Many companies are jumping on the bandwagon of activating dormant features on their devices with the arrival of new software updates. We leave you with some examples.
One trend that is taking off with force in some companies is to activate functions that remain dormant in the devices and, after carrying out various tests or other improvements, make that feature available when updating the software .
In short, they activate the button of certain hidden functionalities once your operating system receives an update, as has recently happened with Apple and the new version of iOS 16.3.
These novelties, in most cases, are announced by the companies themselves, however, sometimes it happens that it is the users themselves who almost accidentally discover a new function on their device, as happened with the OnePlus 8 Pro.
Without further ado, let’s look at some present and past examples of hidden features that have been uncovered after a software upgrade by the company.

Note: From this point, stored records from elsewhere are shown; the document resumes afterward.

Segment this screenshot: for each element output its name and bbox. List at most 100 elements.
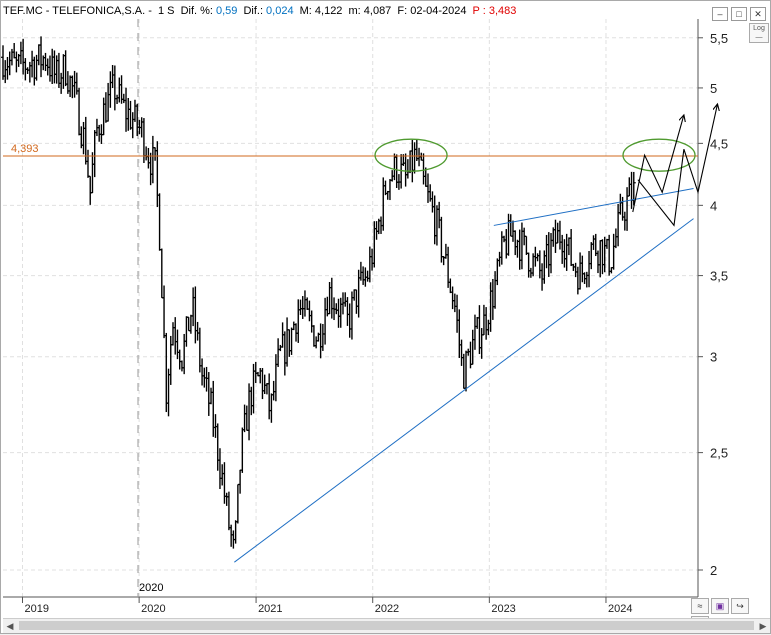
- price-bar: [575, 266, 580, 295]
- price-bar: [314, 336, 319, 349]
- price-bar: [101, 97, 106, 136]
- y-tick-label: 2: [710, 563, 717, 578]
- price-bar: [578, 252, 583, 290]
- price-bar: [305, 297, 310, 310]
- price-bar: [1, 45, 5, 80]
- close-icon[interactable]: ✕: [750, 7, 766, 21]
- price-bar: [535, 253, 540, 262]
- scroll-right-icon[interactable]: ▶: [759, 621, 767, 631]
- price-bar: [560, 234, 565, 264]
- price-bar: [209, 387, 214, 405]
- dif-value: 0,024: [266, 5, 294, 17]
- horizontal-scrollbar[interactable]: ◀ ▶: [3, 618, 770, 633]
- price-bar: [36, 44, 41, 66]
- price-bar: [549, 233, 554, 274]
- price-bar: [289, 327, 294, 355]
- price-bar: [419, 152, 424, 161]
- price-bar: [200, 358, 205, 386]
- y-tick-labels: 2 2,5 3 3,5 4 4,5 5 5,5: [710, 31, 728, 578]
- price-bar: [370, 248, 375, 271]
- price-bar: [493, 271, 498, 309]
- price-bar: [238, 469, 243, 494]
- price-bar: [43, 52, 48, 72]
- x-tick-label: 2023: [491, 603, 515, 615]
- price-bar: [193, 286, 198, 344]
- date-label: F: 02-04-2024: [397, 5, 467, 17]
- price-bar: [452, 293, 457, 313]
- minimize-icon[interactable]: –: [712, 7, 728, 21]
- price-bar: [294, 323, 299, 342]
- price-bar: [50, 48, 55, 85]
- price-bar: [448, 278, 453, 294]
- y-tick-label: 3: [710, 350, 717, 365]
- price-bar: [164, 332, 169, 413]
- price-bar: [499, 231, 504, 265]
- price-bar: [267, 373, 272, 420]
- scroll-left-icon[interactable]: ◀: [6, 621, 14, 631]
- price-bar: [9, 48, 14, 66]
- price-bar: [580, 255, 585, 283]
- quote-header: TEF.MC - TELEFONICA,S.A. - 1 S Dif. %: 0,…: [3, 3, 768, 19]
- fit-icon[interactable]: ≈: [691, 598, 709, 614]
- price-bar: [217, 448, 222, 490]
- price-bar: [327, 282, 332, 315]
- price-bar: [566, 237, 571, 256]
- maximize-icon[interactable]: □: [731, 7, 747, 21]
- price-bar: [260, 368, 265, 400]
- price-bar: [27, 61, 32, 83]
- ticker-label: TEF.MC - TELEFONICA,S.A. -: [3, 5, 152, 17]
- price-bar: [553, 219, 558, 253]
- pin-icon[interactable]: ↪: [731, 598, 749, 614]
- price-bar: [269, 393, 274, 423]
- price-bar: [273, 354, 278, 402]
- x-tick-label: 2019: [24, 603, 48, 615]
- price-bar: [524, 235, 529, 255]
- price-bar: [282, 331, 287, 376]
- price-bar: [459, 339, 464, 366]
- price-bar: [600, 239, 605, 275]
- price-bar: [394, 154, 399, 188]
- price-bar: [385, 190, 390, 200]
- y-tick-label: 2,5: [710, 446, 728, 461]
- price-bar: [173, 317, 178, 355]
- price-bar: [513, 230, 518, 256]
- price-bar: [88, 175, 93, 205]
- price-bar: [135, 103, 140, 137]
- price-bar: [374, 221, 379, 240]
- price-bar: [587, 250, 592, 288]
- price-bar: [622, 211, 627, 231]
- x-tick-label: 2021: [258, 603, 282, 615]
- price-bar: [607, 234, 612, 276]
- price-bar: [235, 483, 240, 524]
- price-bar: [72, 70, 77, 98]
- price-bar: [162, 285, 167, 339]
- price-bar: [258, 368, 263, 384]
- price-bar: [226, 491, 231, 531]
- price-bar: [18, 41, 23, 65]
- scroll-thumb[interactable]: [19, 621, 754, 630]
- price-bar: [170, 322, 175, 346]
- price-bar: [450, 286, 455, 310]
- price-bar: [130, 112, 135, 139]
- price-bar: [405, 159, 410, 179]
- price-bar: [356, 269, 361, 318]
- max-label: M: 4,122: [299, 5, 343, 17]
- price-bar: [278, 344, 283, 352]
- price-bar: [466, 348, 471, 356]
- price-bar: [220, 464, 225, 486]
- price-bar: [302, 290, 307, 317]
- price-bar: [291, 321, 296, 331]
- save-icon[interactable]: ▣: [711, 598, 729, 614]
- highlight-ellipse: [622, 138, 696, 172]
- price-bar: [155, 141, 160, 208]
- min-label: m: 4,087: [348, 5, 392, 17]
- price-bar: [177, 349, 182, 370]
- log-scale-button[interactable]: Log —: [749, 23, 769, 43]
- y-tick-label: 3,5: [710, 269, 728, 284]
- price-bar: [352, 289, 357, 301]
- price-bar: [146, 147, 151, 169]
- price-bar: [182, 333, 187, 375]
- price-bar: [106, 82, 111, 122]
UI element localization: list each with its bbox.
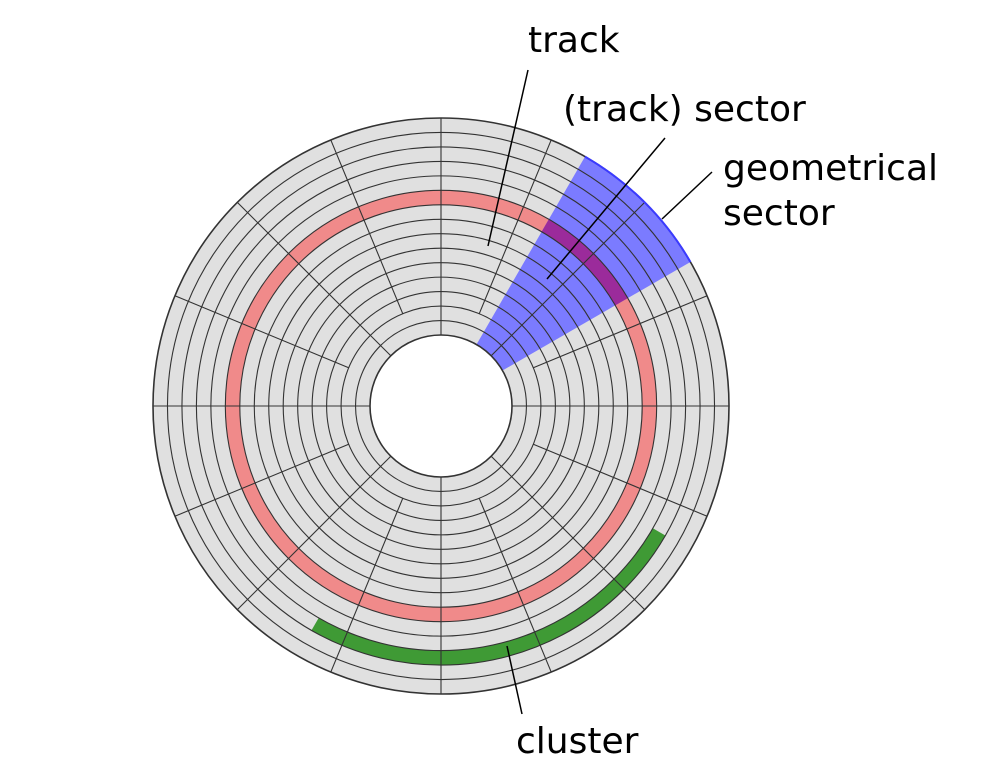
- sector-line-3: [478, 498, 552, 673]
- sector-line-1: [533, 443, 708, 517]
- geometrical-sector-border: [584, 155, 692, 263]
- track-circle-0: [369, 334, 513, 478]
- cluster-label: cluster: [516, 721, 639, 762]
- geometrical-sector-label-line2: sector: [723, 193, 835, 234]
- sector-line-10: [236, 201, 392, 357]
- sector-line-2: [490, 455, 646, 611]
- sector-line-11: [330, 139, 404, 314]
- sector-line-5: [330, 498, 404, 673]
- track-sector-leader-line: [546, 137, 666, 280]
- cluster-leader-line: [506, 645, 523, 715]
- geometrical-sector-leader-line: [661, 171, 713, 220]
- track-label: track: [528, 20, 620, 61]
- sector-line-14: [490, 201, 646, 357]
- sector-line-15: [533, 295, 708, 369]
- sector-line-9: [174, 295, 349, 369]
- disk-geometry: [152, 69, 730, 715]
- geometrical-sector-label-line1: geometrical: [723, 148, 939, 189]
- track-sector-label: (track) sector: [563, 89, 806, 130]
- sector-line-13: [478, 139, 552, 314]
- track-leader-line: [487, 69, 529, 247]
- sector-line-7: [174, 443, 349, 517]
- sector-line-6: [236, 455, 392, 611]
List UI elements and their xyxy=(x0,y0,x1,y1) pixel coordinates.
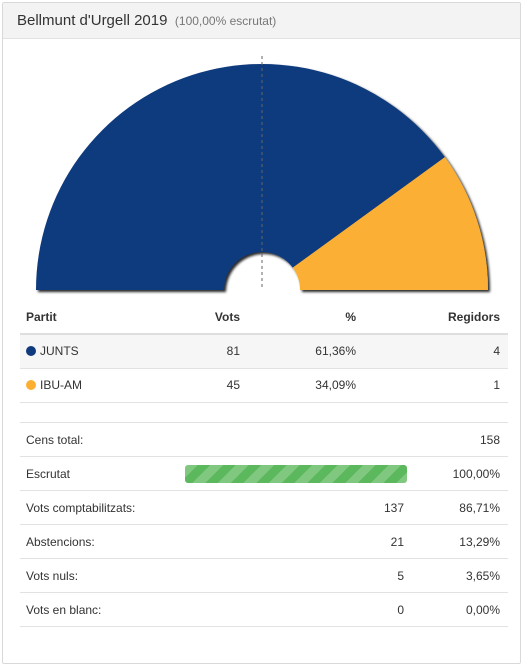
blank-count: 0 xyxy=(180,592,412,627)
results-card: Bellmunt d'Urgell 2019 (100,00% escrutat… xyxy=(2,2,521,664)
seats-cell: 4 xyxy=(364,334,508,369)
table-row: IBU-AM 45 34,09% 1 xyxy=(20,368,508,403)
stats-row-counted: Escrutat 100,00% xyxy=(20,456,508,491)
stats-row-valid: Vots comptabilitzats: 137 86,71% xyxy=(20,490,508,525)
counted-progress-bar xyxy=(185,464,407,483)
seats-chart-svg xyxy=(36,56,488,291)
null-count: 5 xyxy=(180,558,412,593)
chart-slices xyxy=(36,64,488,291)
col-percent: % xyxy=(248,300,364,335)
percent-cell: 61,36% xyxy=(248,334,364,369)
counted-label: Escrutat xyxy=(20,456,180,491)
census-label: Cens total: xyxy=(20,422,180,457)
votes-cell: 45 xyxy=(170,368,248,403)
slice-ibu-am xyxy=(292,157,488,290)
votes-cell: 81 xyxy=(170,334,248,369)
party-color-dot xyxy=(26,346,36,357)
card-title: Bellmunt d'Urgell 2019 xyxy=(17,12,168,29)
blank-pct: 0,00% xyxy=(412,592,508,627)
col-party: Partit xyxy=(20,300,170,335)
col-seats: Regidors xyxy=(364,300,508,335)
party-name: IBU-AM xyxy=(40,378,82,392)
seats-chart xyxy=(3,40,520,300)
abstention-pct: 13,29% xyxy=(412,524,508,559)
seats-cell: 1 xyxy=(364,368,508,403)
stats-row-census: Cens total: 158 xyxy=(20,422,508,457)
percent-cell: 34,09% xyxy=(248,368,364,403)
abstention-count: 21 xyxy=(180,524,412,559)
card-subtitle: (100,00% escrutat) xyxy=(174,14,277,28)
valid-count: 137 xyxy=(180,490,412,525)
results-header-row: Partit Vots % Regidors xyxy=(20,300,508,335)
slice-junts xyxy=(36,64,445,291)
party-color-dot xyxy=(26,380,36,390)
census-value: 158 xyxy=(412,422,508,457)
null-pct: 3,65% xyxy=(412,558,508,593)
table-row: JUNTS 81 61,36% 4 xyxy=(20,334,508,369)
stats-row-null: Vots nuls: 5 3,65% xyxy=(20,558,508,593)
abstention-label: Abstencions: xyxy=(20,524,180,559)
party-name: JUNTS xyxy=(40,344,79,359)
col-votes: Vots xyxy=(170,300,248,335)
counted-progress-fill xyxy=(185,465,407,483)
valid-pct: 86,71% xyxy=(412,490,508,525)
null-label: Vots nuls: xyxy=(20,558,180,593)
valid-label: Vots comptabilitzats: xyxy=(20,490,180,525)
counted-value: 100,00% xyxy=(412,456,508,491)
results-table: Partit Vots % Regidors JUNTS 81 61,36% 4… xyxy=(20,300,508,403)
stats-row-abstention: Abstencions: 21 13,29% xyxy=(20,524,508,559)
party-cell: IBU-AM xyxy=(20,368,170,403)
stats-table: Cens total: 158 Escrutat 100,00% Vots co… xyxy=(20,422,508,627)
blank-label: Vots en blanc: xyxy=(20,592,180,627)
card-header: Bellmunt d'Urgell 2019 (100,00% escrutat… xyxy=(3,3,520,39)
party-cell: JUNTS xyxy=(20,334,170,369)
stats-row-blank: Vots en blanc: 0 0,00% xyxy=(20,592,508,627)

OnePlus 8 Pro and “its X-rays”
Here we come across an old feature that left some speechless. This feature of the OnePlus 8 Pro seems to use the phone’s infrared sensors to see through black materials.
Note that we are talking about a rumor that circulated through the networks, although it is true that it provides slight visibility through objects that would otherwise be solid, thanks to what appears to be a defect built into the camera.
It turns out that the 5MP color filter camera on the back of the device can see through certain types of plastic; With the OnePlus Camera app’s Photochrom mode enabled, you can point the camera where you want and see the electronics inside the device.
Tesla and his ludicrous mode
Introduced in 2016, Tesla’s Ludicrous mode reduced the 2016 Model S’s 0-62 mph time from an already respectable 3.2 seconds to 2.5 seconds. It does this by transferring power from the battery to the electric motor.
The ludicrous mode was enhanced in 2017 with the introduction of the Ludicrous Plus mode, which activates full battery power for even greater acceleration. Essentially, this allows 100% of the energy from the battery to go to the electric motor.
Of course, Tesla warns that using the vehicle in this Ludicrous mode for prolonged periods will reduce the autonomy and efficiency of Tesla. Using it for too long, simply put, accelerates wear on Tesla’s motors and reduces battery power.
Apple and its updated HomePod
It seems that with the new release of the HomePod Mini, Apple plans to turn on a latent temperature and humidity sensor that has been in the devices since launch but was previously unusable.
Bloomberg’s Mark Gurman reported in March 2021 that the HomePod Mini had that capability, and it took almost two years for this update to come out .
Having this sensor means you won’t need to buy a separate gadget to measure temperature or humidity and run Apple Home automation to, for example, turn on a fan when certain degrees of temperature are exceeded.
Once you start using the temperature and humidity detection function, there are a couple of caveats to keep in mind. In Apple’s HomePod Mini footnotes, it’s detailed that the speaker requires “some time to calibrate the sensors immediately after booting up.”
BMW and remote-control parking
This recent new functionality from BMW for certain countries and vehicles allows users to carry out remote-controlled parking maneuvers outside the vehicle using the My BMW App.
This includes maneuvers previously recorded in the vehicle with the Maneuver Assistant. As they explain, customers can also park their vehicle forwards or backward within a radius of six meters, both longitudinally and transversally.
With these four examples and many others, it seems that this trend of making hidden functions or features that remain latent until the company makes them available to the user has become a growing trend for some years now.